Nebula Awards 26
- Cover of first edition
- Editor: James Morrow
- Cover artist: Patrik Ryane
- Language: English
- Series: Nebula Awards
- Genre: Science fiction
- Publisher: Harcourt Brace Jovanovich
- Publication date: 1992
- Publication place: United States
- Media type: Print (hardcover)
- Pages: xv, 332
- ISBN: 978-0-15-164934-1
- OCLC: 25899170
- Dewey Decimal: 813.54
- LC Class: PS648.S3 N384 1992a
- Preceded by: Nebula Awards 25
- Followed by: Nebula Awards 27

= Nebula Awards 26 =

1992 anthology edited by James Morrow

Nebula Awards 26 is an anthology of science fiction short works edited by James Morrow, the first of three successive volumes published under his editorship. It was first published in hardcover and trade paperback by Harcourt Brace Jovanovich in May 1992.

==Summary==
The book collects pieces that won or were nominated for the Nebula Awards for novella, novelette and short story for the year 1991, various nonfiction pieces related to the awards, and tributes to recently deceased editor Donald A. Wollheim and 1991 Grand Master award winner Lester del Rey, together with the two Rhysling Award-winning poems for 1990 and an introduction by the editor. Not all nominees for the various awards are included.

==Contents==
- "Introduction" (James Morrow)
- "'Democrazy,' the Marketplace, and the American Way: Remarks on the Year 1990 in Science Fiction" [essay] (Kathryn Cramer)
- "The Shobies' Story" [Best Novelette nominee, 1991] (Ursula K. Le Guin)
- "Bears Discover Fire" [Best Short Story winner, 1991] (Terry Bisson)
- "Tower of Babylon" [Best Novelette winner, 1991] (Ted Chiang)
- "In Memoriam: Donald A. Wollheim" [essay] (George Zebrowski)
- "A Tribute to Lester del Rey" [essay] (Terry Brooks)
- "Love and Sex Among the Invertebrates" [Best Short Story nominee, 1991] (Pat Murphy)
- "1/72nd Scale" [Best Novelette nominee, 1991] (Ian R. MacLeod)
- "Lieserl" [Best Short Story nominee, 1991] (Karen Joy Fowler)
- "Epitaph for Dreams" [Rhysling Award, Best Short Poem winner, 1990] (G. Sutton Breiding)
- "Dear Spacemen" [Rhysling Award, Best Long Poem winner, 1990] (Patrick McKinnon)
- "Science Fiction Movies of 1990: Spiders, Scissors, and Schwarzenegger" [essay] (Bill Warren)
- "Over the Long Haul" [Best Novelette nominee, 1991] (Martha Soukup)
- "The Coon Rolled Down and Ruptured His Larinks, A Squeezed Novel by Mr.
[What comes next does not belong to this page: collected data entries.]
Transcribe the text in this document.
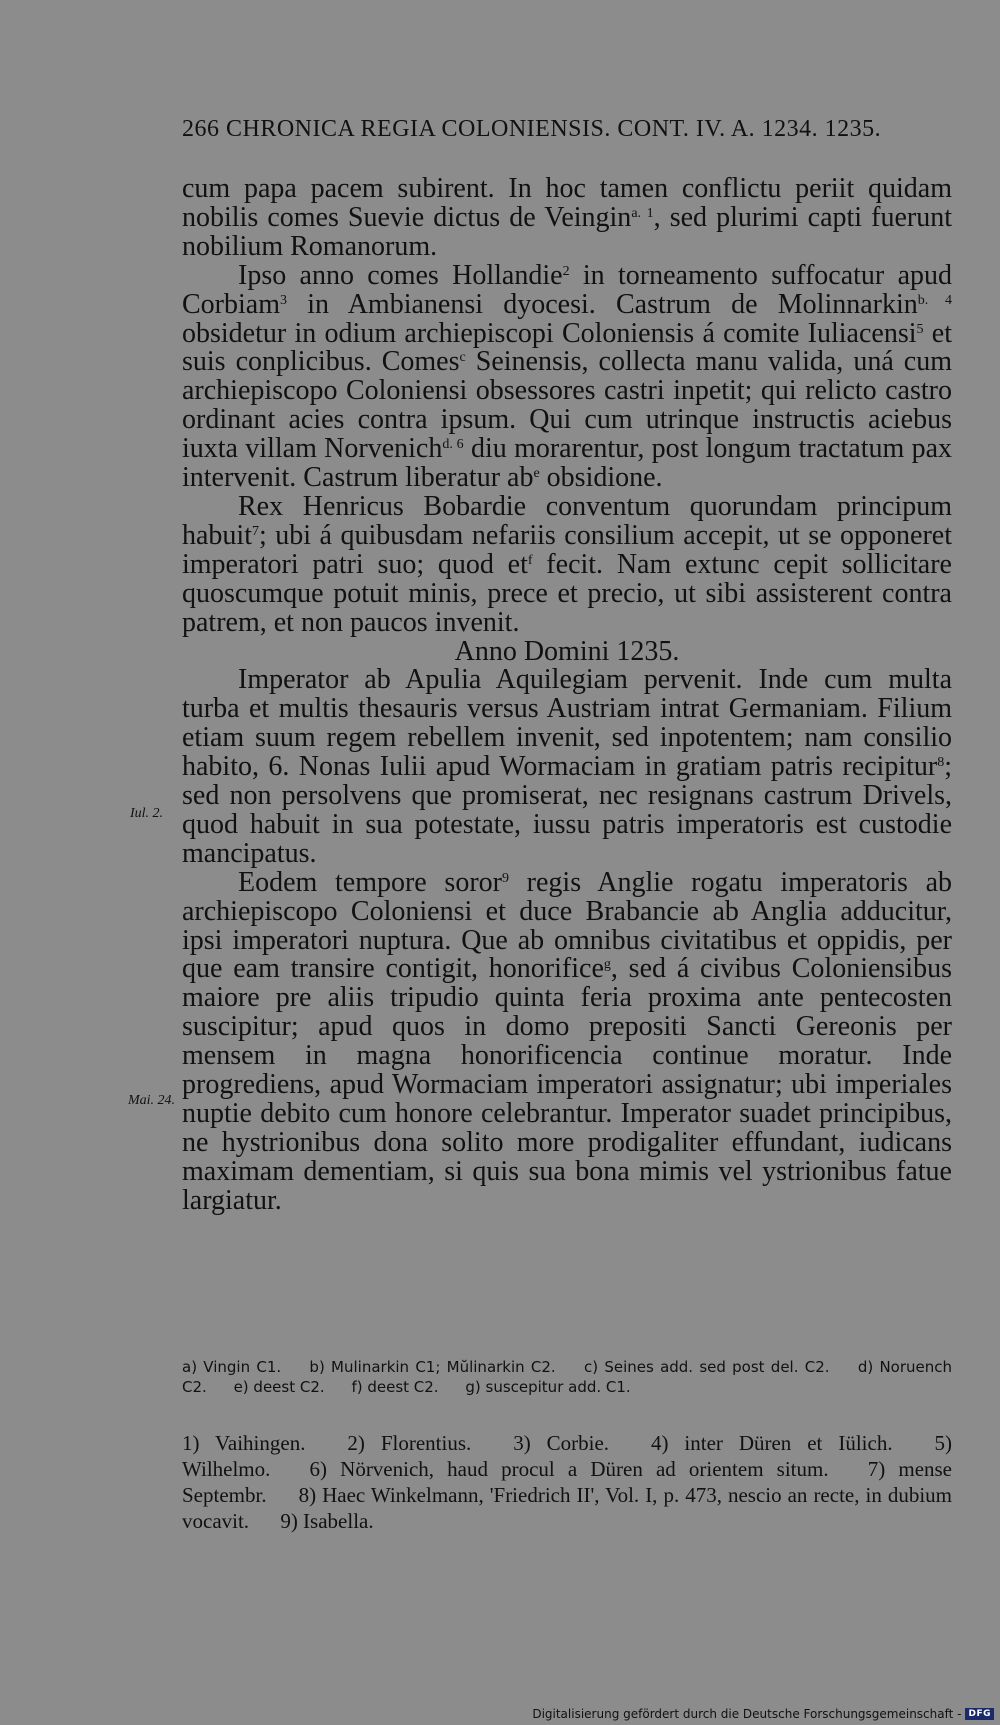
266 CHRONICA REGIA COLONIENSIS. CONT. IV. A. 1234. 1235.

cum papa pacem subirent. In hoc tamen conflictu periit quidam nobilis comes Suevie dictus de Veingin$^{a. 1}$, sed plurimi capti fuerunt nobilium Romanorum.

Ipso anno comes Hollandie$^2$ in torneamento suffocatur apud Corbiam$^3$ in Ambianensi dyocesi. Castrum de Molinnarkin$^{b. 4}$ obsidetur in odium archiepiscopi Coloniensis á comite Iuliacensi$^5$ et suis conplicibus. Comes$^c$ Seinensis, collecta manu valida, uná cum archiepiscopo Coloniensi obsessores castri inpetit; qui relicto castro ordinant acies contra ipsum. Qui cum utrinque instructis aciebus iuxta villam Norvenich$^{d. 6}$ diu morarentur, post longum tractatum pax intervenit. Castrum liberatur $ab^e$ obsidione.

Rex Henricus Bobardie conventum quorundam principum habuit$^7$; ubi á quibusdam nefariis consilium accepit, ut se opponeret imperatori patri suo; quod $et^f$ fecit. Nam extunc cepit sollicitare quoscumque potuit minis, prece et precio, ut sibi assisterent contra patrem, et non paucos invenit.

Anno Domini 1235.

Imperator ab Apulia Aquilegiam pervenit. Inde cum multa turba et multis thesauris versus Austriam intrat Germaniam. Filium etiam suum regem rebellem invenit, sed inpotentem; nam consilio habito, 6. Nonas Iulii apud Wormaciam in gratiam patris recipitur$^8$; sed non persolvens que promiserat, nec resignans castrum Drivels, quod habuit in sua potestate, iussu patris imperatoris est custodie mancipatus.

Eodem tempore soror$^9$ regis Anglie rogatu imperatoris ab archiepiscopo Coloniensi et duce Brabancie ab Anglia adducitur, ipsi imperatori nuptura. Que ab omnibus civitatibus et oppidis, per que eam transire contigit, honorifice$^g$, sed á civibus Coloniensibus maiore pre aliis tripudio quinta feria proxima ante pentecosten suscipitur; apud quos in domo prepositi Sancti Gereonis per mensem in magna honorificencia continue moratur. Inde progrediens, apud Wormaciam imperatori assignatur; ubi imperiales nuptie debito cum honore celebrantur. Imperator suadet principibus, ne hystrionibus dona solito more prodigaliter effundant, iudicans maximam dementiam, si quis sua bona mimis vel ystrionibus fatue largiatur.

Iul. 2.
Mai. 24.
a) Vingin C1. b) Mulinarkin C1; Mŭlinarkin C2. c) Seines add. sed post del. C2. d) Noruench C2. e) deest C2. f) deest C2. g) suscepitur add. C1.
1) Vaihingen. 2) Florentius. 3) Corbie. 4) inter Düren et Iülich. 5) Wilhelmo. 6) Nörvenich, haud procul a Düren ad orientem situm. 7) mense Septembr. 8) Haec Winkelmann, 'Friedrich II', Vol. I, p. 473, nescio an recte, in dubium vocavit. 9) Isabella.
Digitalisierung gefördert durch die Deutsche Forschungsgemeinschaft - DFG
Skunk" [Best Novelette nominee, 1991] (Dafydd ab Hugh)
- "The Hemingway Hoax" [Best Novella winner, 1991] (Joe Haldeman)
- "About the Nebula Awards"
- "Selected Titles from the 1990 Preliminary Nebula Ballot"
- "Past Nebula Award Winners"

==Reception==
Kirkus Reviews noted that "[p]revious high standards [are] maintained" in this volume, with "plenty of varied, absorbing fiction," with "[m]ost of [it] already quite famous"–citing the contributions of Le Guin, Bisson, Chiang, Murphy and Haldeman. Cramer's overview of 1990 SF was called "useful" and Warren's piece on the year's films "best of all, ... splendid, cleareyed ... the nonfictional benchmark."

The anthology was also reviewed by Gary K. Wolfe in Locus no. 376, May 1992, and Tom Easton in Analog Science Fiction and Fact, December 1992.

==Awards==
The book placed ninth in the 1993 Locus Poll Award for Best Anthology.